Anyone know why the plaintiffs didn’t just assert a claim for violation of section 106 rights in the first place? No copyright registrations maybe?
Like you I have to speculate. Wouldn’t the 106 claim starting point be the copying of the work into the dataset? Which then leads to the ultimate and complicated fair use battle? Perhaps they wanted to try out a theory that avoids the battle? Were they being “clever”? But it doesn’t seem likely they could meet the intent or knowledge standards in section 1202, does it? The removal of the CMI doesn’t seem designed or likely to result in infringing activity related to the plaintiff’s works. A strange case that proved counterproductive for those who would restrict AI training data uses. For those folks, “bad cases made bad law.”
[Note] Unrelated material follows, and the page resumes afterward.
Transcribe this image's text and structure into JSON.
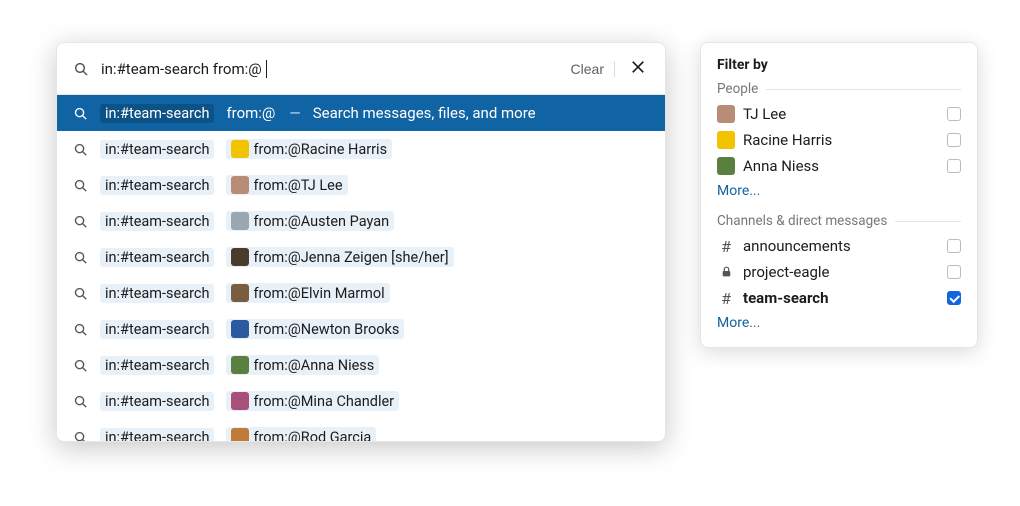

It’s hard for small online news organizations to get copyright protection in their articles. Large orgs. like the NYT can get copyright in aggregate articles, but online news reporting orgs. can’t (or they could, but it would likely be prohibitively expensive), so they generally don’t. USCO is contemplating changes to this, but it may be why Raw Story and Intercept went with the DMCA claims: https://news.bloomberglaw.com/ip-law/copyright-rule-would-ease-news-registration-as-ai-fight-looms
It seems like making/taking the data for AI training is making a copy of the work, much like loading code into RAM is generally accepted as a violation of the reproduction right.
Also, seems foolish that these plaintiffs are not registering their copyrights, which seems to be a persistent issue here.